Formación desde la Montaña

Es verano. Muchos de nosotros estamos inmersos en la idea global de las vacaciones: si no las hemos tomado aún, estamos pensando en las que tomaremos cuanto antes y, de no ser posible, en las que tomaríamos si pudiésemos. Además, las vacaciones de los demás nos envuelven. Las de nuestros colegas, las de nuestros familiares con sus souvenirs, las de nuestros hijos, que modifican sensiblemente nuestro día a día…

Tal vez también haya cuatro pensando en lo que harán a partir de septiembre-octubre, que es una sensación como de lunes pero a lo bestia. Hay, sin embargo, una receta para que ese lunes-tridimensional no agüe nuestro veranito presente: la visualización de planes edificantes, tal vez un cambio de trabajo, quizás un nuevo proyecto que dar forma en otoño, acaso una carrera que siempre nos ha interesado y nunca encontramos el momento de seguir.

Y con respecto a esta última elección, he pensado que tal vez sea buen momento para empezar a tomar en cuenta las posibilidades reales de cursar estudios superiores para las personas que vivimos en pueblos pequeños. Estas posibilidades existen, y es hora de que nos beneficiemos de ellas.

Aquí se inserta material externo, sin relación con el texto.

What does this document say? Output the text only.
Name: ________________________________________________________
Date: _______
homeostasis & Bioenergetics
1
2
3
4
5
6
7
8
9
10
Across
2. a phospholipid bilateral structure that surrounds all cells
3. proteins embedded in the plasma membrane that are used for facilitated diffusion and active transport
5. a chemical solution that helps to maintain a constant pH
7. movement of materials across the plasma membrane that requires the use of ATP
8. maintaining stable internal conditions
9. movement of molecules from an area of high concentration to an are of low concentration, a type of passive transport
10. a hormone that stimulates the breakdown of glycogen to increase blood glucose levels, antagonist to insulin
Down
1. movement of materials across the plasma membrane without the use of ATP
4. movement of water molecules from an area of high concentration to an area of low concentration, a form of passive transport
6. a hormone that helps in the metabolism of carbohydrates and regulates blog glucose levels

(Foto: sergimateo.com, Consejos para estudiar a distancia)

A aquellos que buscan seguir formándose, pero cuya vida profesional y familiar excluye por definición la oportunidad de desplazarse unas cuantas decenas de kilómetros diarios y asistir a clases presenciales; os resultará útil ponderar las posibilidades de crecimiento que una conexión a Internet nos puede otorgar.